意外に思い込みの激しい性格なのか、僕の話を一切聞いてはくれない。
「では、早速、勉強してこようと思います」
「は? 勉強?」
「はい。なにごとも、まずは勉強です。大丈夫です。私、勉強だけは得意ですから」
言って、可愛らしく力こぶなどを作ってみせる。
お茶目な仕草も可愛いが、今はとにかく、誤解を解くことを優先すべきだ。
そう思って、改めて瑠衣さんに向き直ろうとしたところで、
「では、一度お暇しますね」
エッチなゲームのパッケージを胸に抱え、瑠衣さんはそのまま、ぱたぱたと部屋を出ていってしまった。

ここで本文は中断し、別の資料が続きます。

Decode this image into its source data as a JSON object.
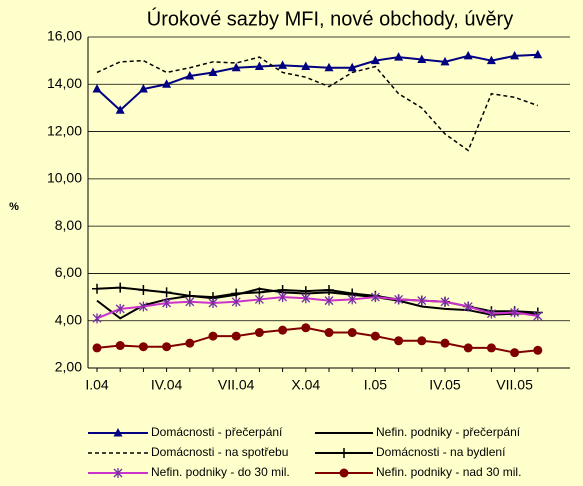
{
  "chart_data": {
    "type": "line",
    "title": "Úrokové sazby MFI, nové obchody, úvěry",
    "y_label": "%",
    "background": "#ffffcc",
    "grid": true,
    "legend": "bottom",
    "categories": [
      "I.04",
      null,
      null,
      "IV.04",
      null,
      null,
      "VII.04",
      null,
      null,
      "X.04",
      null,
      null,
      "I.05",
      null,
      null,
      "IV.05",
      null,
      null,
      "VII.05",
      null
    ],
    "ylim": [
      2,
      16
    ],
    "yticks": [
      {
        "value": 2,
        "label": "2,00"
      },
      {
        "value": 4,
        "label": "4,00"
      },
      {
        "value": 6,
        "label": "6,00"
      },
      {
        "value": 8,
        "label": "8,00"
      },
      {
        "value": 10,
        "label": "10,00"
      },
      {
        "value": 12,
        "label": "12,00"
      },
      {
        "value": 14,
        "label": "14,00"
      },
      {
        "value": 16,
        "label": "16,00"
      }
    ],
    "series": [
      {
        "name": "Domácnosti - přečerpání",
        "color": "#000080",
        "marker": "triangle",
        "dash": false,
        "values": [
          13.8,
          12.9,
          13.8,
          14.0,
          14.35,
          14.5,
          14.7,
          14.75,
          14.8,
          14.75,
          14.7,
          14.7,
          15.0,
          15.15,
          15.05,
          14.95,
          15.2,
          15.0,
          15.2,
          15.25
        ]
      },
      {
        "name": "Nefin. podniky - přečerpání",
        "color": "#000000",
        "marker": "none",
        "dash": false,
        "values": [
          4.85,
          4.1,
          4.65,
          4.9,
          5.05,
          4.95,
          5.1,
          5.35,
          5.2,
          5.15,
          5.2,
          5.1,
          5.0,
          4.85,
          4.6,
          4.5,
          4.45,
          4.25,
          4.3,
          4.3
        ]
      },
      {
        "name": "Domácnosti - na spotřebu",
        "color": "#000000",
        "marker": "none",
        "dash": true,
        "values": [
          14.5,
          14.95,
          15.0,
          14.5,
          14.7,
          14.95,
          14.9,
          15.15,
          14.5,
          14.3,
          13.9,
          14.5,
          14.75,
          13.6,
          13.0,
          11.9,
          11.2,
          13.6,
          13.45,
          13.1
        ]
      },
      {
        "name": "Domácnosti - na bydlení",
        "color": "#000000",
        "marker": "plus",
        "dash": false,
        "values": [
          5.35,
          5.4,
          5.3,
          5.2,
          5.05,
          5.0,
          5.15,
          5.2,
          5.3,
          5.25,
          5.3,
          5.15,
          5.05,
          4.9,
          4.85,
          4.8,
          4.6,
          4.4,
          4.4,
          4.35
        ]
      },
      {
        "name": "Nefin. podniky - do 30 mil.",
        "color": "#cc33cc",
        "marker": "star",
        "dash": false,
        "values": [
          4.1,
          4.5,
          4.6,
          4.75,
          4.8,
          4.75,
          4.8,
          4.9,
          5.0,
          4.95,
          4.85,
          4.9,
          5.0,
          4.9,
          4.85,
          4.8,
          4.6,
          4.3,
          4.35,
          4.2
        ]
      },
      {
        "name": "Nefin. podniky - nad 30 mil.",
        "color": "#800000",
        "marker": "circle",
        "dash": false,
        "values": [
          2.85,
          2.95,
          2.9,
          2.9,
          3.05,
          3.35,
          3.35,
          3.5,
          3.6,
          3.7,
          3.5,
          3.5,
          3.35,
          3.15,
          3.15,
          3.05,
          2.85,
          2.85,
          2.65,
          2.75
        ]
      }
    ]
  }
}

ぽつんと一人で残された僕は、ただただ呆然と、その背中を見送る他ない。
「……なにをするつもりなんだろう……?」
そんなこと、恐ろしくて聞けない。
そして、それよりも前に、僕にはまずやらなければならないことがあった。
僕は卓上に置きっぱなしにしていたスマホを拾い上げると、
「――ちょっと、どういうことなんだよ!?」
今回の事件の犯人に、抗議の電話をすることにした。